The General Instruction of the Roman Missal, in setting out the norms for the celebration of Holy Mass reiterates this last point of the Council:
The main place should be given, all things being equal, to Gregorian chant, as being proper to the Roman liturgy.
One of the great Popes of our time, St. John Paul II, made the teaching of Pope St. Pius X his own:
With regard to compositions of liturgical music, I make my own the “general rule” that St Pius X formulated in these words: ‘The more closely a composition for the Church approaches in its movement, inspiration and savor the Gregorian melodic form, the more sacred and liturgical it becomes; and the more out of harmony it is with that supreme model, the less worthy it is of the temple.’ It is not, of course, a question of imitating Gregorian chant but rather of ensuring that new compositions are imbued with the same spirit that inspired and little by little came to shape it.
[…] The U.S. Bishops’ document on sacred music, Sing to the Lord, also reminded the Church in the United States of the importance and pride of place enjoyed by Gregorian chant. Some practical suggestions are given in that document for the implementation of this principle.

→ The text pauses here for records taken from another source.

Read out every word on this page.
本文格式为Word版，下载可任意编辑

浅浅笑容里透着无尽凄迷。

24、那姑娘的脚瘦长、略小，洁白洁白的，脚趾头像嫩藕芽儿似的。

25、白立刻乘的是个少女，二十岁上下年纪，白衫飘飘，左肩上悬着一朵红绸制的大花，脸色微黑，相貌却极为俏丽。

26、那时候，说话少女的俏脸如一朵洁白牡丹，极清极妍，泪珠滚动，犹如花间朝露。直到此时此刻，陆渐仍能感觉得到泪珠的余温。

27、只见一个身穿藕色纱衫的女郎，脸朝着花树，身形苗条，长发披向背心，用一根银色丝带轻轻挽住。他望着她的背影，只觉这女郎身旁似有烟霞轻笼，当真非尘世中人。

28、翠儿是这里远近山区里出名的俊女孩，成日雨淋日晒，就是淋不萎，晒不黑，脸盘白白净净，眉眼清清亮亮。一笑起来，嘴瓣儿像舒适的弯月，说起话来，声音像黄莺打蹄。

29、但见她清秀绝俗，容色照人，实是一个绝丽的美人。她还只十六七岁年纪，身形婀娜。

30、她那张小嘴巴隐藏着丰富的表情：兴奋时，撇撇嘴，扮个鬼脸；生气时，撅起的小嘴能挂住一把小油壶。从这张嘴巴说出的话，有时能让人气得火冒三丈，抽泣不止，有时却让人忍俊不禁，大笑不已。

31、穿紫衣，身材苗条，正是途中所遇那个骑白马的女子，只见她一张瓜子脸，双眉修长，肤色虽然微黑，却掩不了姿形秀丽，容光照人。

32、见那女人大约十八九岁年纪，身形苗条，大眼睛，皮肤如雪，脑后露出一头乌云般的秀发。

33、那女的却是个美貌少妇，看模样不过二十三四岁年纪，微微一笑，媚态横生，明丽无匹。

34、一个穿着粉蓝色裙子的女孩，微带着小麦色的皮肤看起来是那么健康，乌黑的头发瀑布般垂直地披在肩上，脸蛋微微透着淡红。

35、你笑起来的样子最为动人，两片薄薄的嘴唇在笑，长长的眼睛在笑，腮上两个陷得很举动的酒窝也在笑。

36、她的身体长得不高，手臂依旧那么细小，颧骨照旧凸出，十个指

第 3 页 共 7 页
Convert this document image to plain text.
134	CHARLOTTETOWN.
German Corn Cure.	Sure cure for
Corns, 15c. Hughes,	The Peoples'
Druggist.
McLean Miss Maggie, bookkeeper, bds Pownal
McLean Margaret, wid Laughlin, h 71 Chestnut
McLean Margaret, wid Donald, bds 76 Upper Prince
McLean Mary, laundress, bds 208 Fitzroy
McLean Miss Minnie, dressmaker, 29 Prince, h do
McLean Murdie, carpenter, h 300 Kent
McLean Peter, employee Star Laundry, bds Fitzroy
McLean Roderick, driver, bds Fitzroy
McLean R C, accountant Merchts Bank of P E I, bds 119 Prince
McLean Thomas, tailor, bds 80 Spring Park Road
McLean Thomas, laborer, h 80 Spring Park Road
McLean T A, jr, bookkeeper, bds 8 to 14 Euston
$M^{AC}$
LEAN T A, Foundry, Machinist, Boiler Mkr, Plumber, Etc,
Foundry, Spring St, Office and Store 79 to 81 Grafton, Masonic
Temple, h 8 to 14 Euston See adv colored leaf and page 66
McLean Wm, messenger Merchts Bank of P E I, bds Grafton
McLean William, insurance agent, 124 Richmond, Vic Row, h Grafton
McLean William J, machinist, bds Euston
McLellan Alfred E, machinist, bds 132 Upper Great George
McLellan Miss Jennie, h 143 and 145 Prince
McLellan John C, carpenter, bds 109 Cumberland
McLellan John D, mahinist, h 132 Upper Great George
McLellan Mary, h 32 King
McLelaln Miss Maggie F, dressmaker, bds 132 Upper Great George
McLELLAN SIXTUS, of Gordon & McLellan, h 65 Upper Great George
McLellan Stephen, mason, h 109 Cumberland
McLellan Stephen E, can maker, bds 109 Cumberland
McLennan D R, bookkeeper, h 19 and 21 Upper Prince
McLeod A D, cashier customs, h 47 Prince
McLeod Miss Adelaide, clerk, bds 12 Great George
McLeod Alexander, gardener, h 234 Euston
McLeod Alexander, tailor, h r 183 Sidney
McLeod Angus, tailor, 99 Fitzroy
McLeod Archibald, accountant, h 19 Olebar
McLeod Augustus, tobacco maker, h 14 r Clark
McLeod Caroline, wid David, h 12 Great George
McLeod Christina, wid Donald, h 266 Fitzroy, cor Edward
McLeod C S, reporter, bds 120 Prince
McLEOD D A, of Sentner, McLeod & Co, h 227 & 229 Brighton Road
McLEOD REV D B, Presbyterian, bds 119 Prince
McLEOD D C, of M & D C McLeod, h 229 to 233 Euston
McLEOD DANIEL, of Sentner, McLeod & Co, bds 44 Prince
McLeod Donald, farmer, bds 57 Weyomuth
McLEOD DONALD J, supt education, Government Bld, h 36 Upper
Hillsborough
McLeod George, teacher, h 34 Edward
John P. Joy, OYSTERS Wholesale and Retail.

Given all of this strong teaching from the Popes, the Second Vatican Council, and the U.S. Bishops, how is it that this ideal concerning Gregorian chant has not been realized in the Church? Far from enjoying a pride of place in the Church’s Sacred Liturgy, one rarely if ever hears Gregorian chant.
This is a situation which must be rectified. It will require great effort and serious catechesis for the clergy and faithful, but Gregorian chant must be introduced more widely as a normal part of the Mass.